Film Wonder Kids karya sutradara M. Sofiyarno dan "Mauliate" karya sutradara Ghaly B merupakan film yang menjadi 10 besar dalam Festival Film Pendek yang diselenggarakan oleh Dewan Kesenian Sumatra Utara (DKSU) baru-baru ini.
Film Wonder Kids merupakan film dokumenter sedangkan film Mauliate film cerita yang berlatar belakang Budaya Batak Toba Samosir.
Kedua film ini sengaja diangkat pada pemutaran film perdana acara Nonton Bareng dan Diskusi yang diselenggarakan Kofita Medan yang digagas, Ayub Badrin, Porman Wilson dan Onny Krisnawan.
Direncanakan terus berlanjut setiap bulannya dan diharapkan menjadi ajang tontonan masyarakat luas guna membangkitkan gairah perfilman di Medan sebagaimana pernah melegenda. Bahwa Medan pernah sempat mempunyai Studio Film di Sunggal di masa Gubernur EWP Tambunan itu bukan isapan jempol semata. Jika sekarang punah, ini sungguh sangat menyakitkan.
Bayangkan bagaimana Sofi membuat film Wonder Kids yang berkisah tentang kehidupan Meran Antonius Situmorang, seorang pemain bola cilik yang kariernya sudah mendunia lantaran sudah main hingga ke Korea ini hanya dengan HP dan SLR Cannon 1200 D.
Semangat seperti ini mestinya didukung dengan peralatan yang canggih yang mestinya dimiliki Pemerintah di sini, agar potensi besar dari sineas muda di Kota Medan dapat tercover. Sebab kota-kota lain seperti Bandung dan Makasar sudah punya film karya sinessnya sendiri. Sementara Sumatra Utara sering hanya jadi penonton saat orang Jakarta membuat film di sini yang terkadang dananya malah dari pemerintah daerah setempat. Duh!
Film "Wonderkid" sebuah film dokumenter tentang seorang anak yang diajari ayahnya menjadi pesepak bola yang berprestasi di kalangan anak-anak. Meran Situmorang terakhir diundang ASIFA, sebuah lembaga sepak bola di Korea karena kemampuan dan prestasinya. Film tersebut dibuat selama setahun. Gambarnya memang tidak begitu "bersih". Tapi empati yang ingin digambarkan sudah cukup memberikan keberhasilan.

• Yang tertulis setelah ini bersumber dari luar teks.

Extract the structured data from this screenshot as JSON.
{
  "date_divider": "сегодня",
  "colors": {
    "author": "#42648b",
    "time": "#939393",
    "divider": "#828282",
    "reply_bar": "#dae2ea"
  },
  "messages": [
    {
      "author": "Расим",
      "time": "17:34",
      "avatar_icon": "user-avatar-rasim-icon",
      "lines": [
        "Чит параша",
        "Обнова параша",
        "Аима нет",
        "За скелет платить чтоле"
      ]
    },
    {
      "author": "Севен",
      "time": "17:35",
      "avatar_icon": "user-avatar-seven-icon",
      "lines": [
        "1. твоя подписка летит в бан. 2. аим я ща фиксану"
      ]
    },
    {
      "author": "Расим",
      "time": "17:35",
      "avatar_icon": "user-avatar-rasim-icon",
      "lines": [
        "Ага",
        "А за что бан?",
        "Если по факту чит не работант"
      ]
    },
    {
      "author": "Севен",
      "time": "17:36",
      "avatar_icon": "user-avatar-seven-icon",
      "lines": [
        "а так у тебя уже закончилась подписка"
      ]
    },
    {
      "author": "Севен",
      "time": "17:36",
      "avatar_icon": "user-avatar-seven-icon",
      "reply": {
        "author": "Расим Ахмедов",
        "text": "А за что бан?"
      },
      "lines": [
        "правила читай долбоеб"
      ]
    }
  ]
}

Film "Mauliate" mengekplor beberapa dialog dengan dialek Batak Toba pada bagian-bagian masa lalu seorang adik dengan kakaknya yang diceritakan simpulnya dengan pembacaan satu puisi di sekolah. Si adik dengan mengingat kakaknya yang sudah meninggal karena penyakit tertentu merasa bersyukur dengan kehidupannya yang berbeda.
Syuting film ini menurut pengakuan salah satu pemerannya, Gynee, dilakukan selama lima hari di beberapa lokasi (Holbung, Tele, air terjun Efrata, Bukit Beta Tuktuk dan Medan) dengan teknik eksperimen juga. Namun tim untuk film itu kelihatannya memiliki perhatian terhadap potensi warna lokal dan kultur di Sumatera Utara. Salah satu film mereka yang diikutkan dalam festival mengangkat warna lokal Jawa dan tidak kebetulan disinggung oleh salah satu juri, Dokter Dahnil, yang hadir dalam kesempatan itu sekaligus dengan promosi desain 8 seri film yang mengangkat super-hero seperti Satria Dewa Gatot Kaca, yang baru saja dilaunching di Jakarta.